Dragaera

Re: Favorite NON-fiction  

Mon Jan 27 18:35:22 PST 2003

On Monday, January 27, 2003, at 09:30 PM, Ruhlen, Rachel Louise 
(UMC-Student) wrote:

>
>
>> -----Original Message-----
>> From: Gaertk at aol.com [mailto:Gaertk at aol.com]
>> Sent: Monday, January 27, 2003 3:14 PM
>> To: dragaera at dragaera.info
>> Subject: Re: Favorite NON-fiction
>>
>>
>> In a message dated 1/27/2003 12:52:08 PM Eastern Standard
>> Time, Chris Olson - SunPS <Chrisf.Olson at Sun.COM> writes:
>>
>>>>> _____ - _Lies My Teacher Told Me_
>>>>
>>>> This sort of thing exists?  When I read _Science of
>>>> Discworld_ (by Pratchett, Stewart, and Cohen), they
>>>> discussed how school texts are full of "lies-to-students"
>>>> and why, but didn't have many examples or the true
>>>> explanations.
>>>
>>> Heh.  Yes, it does exist.  It's about history,
>>> mostly, and covers the things that your teachers
>>> never told you, and what they got wrong, and the
>>> lies they flat-out told you.
>>
>> Eh, I'll pass then... there's nothing unusual in claiming
>> history texts are biased, etc....
>
> It's a big women's lib thing too.
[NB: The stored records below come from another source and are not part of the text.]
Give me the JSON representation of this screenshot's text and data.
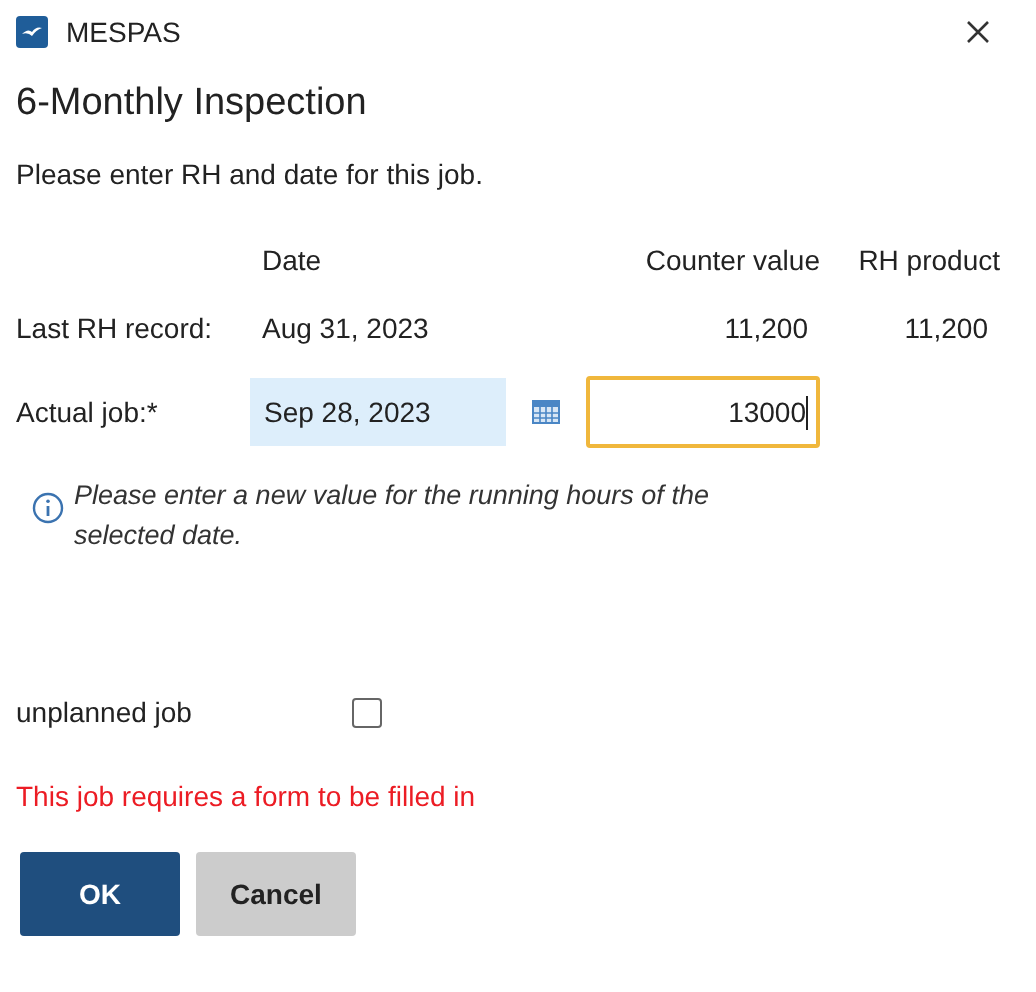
{
  "window": {
    "title": "MESPAS"
  },
  "heading": "6-Monthly Inspection",
  "instruction": "Please enter RH and date for this job.",
  "columns": [
    "Date",
    "Counter value",
    "RH product"
  ],
  "last_record": {
    "label": "Last RH record:",
    "date": "Aug 31, 2023",
    "counter": "11,200",
    "rh_product": "11,200"
  },
  "actual_job": {
    "label": "Actual job:*",
    "date": "Sep 28, 2023",
    "counter": "13000"
  },
  "info": "Please enter a new value for the running hours of the selected date.",
  "unplanned": {
    "label": "unplanned job",
    "checked": false
  },
  "warning": "This job requires a form to be filled in",
  "buttons": [
    {
      "label": "OK",
      "kind": "primary"
    },
    {
      "label": "Cancel",
      "kind": "secondary"
    }
  ]
}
I had an entire course on Women in 
> Science, for example, which I guess was supposed to counter all the 
> lies being told in the other courses. My personal pet peeve is that 
> Watson & Crick discovered the structure of DNA. They stole it from 
> Rosalind Franklin, who died young of ovarian cancer and so never had a 
> chance to raise a big stink.
>
> I know you weren't particularly curious about that but who am I to 
> pass up the opportunity? :)
> Rachel

Oh ya? I never knew that! Things you learn.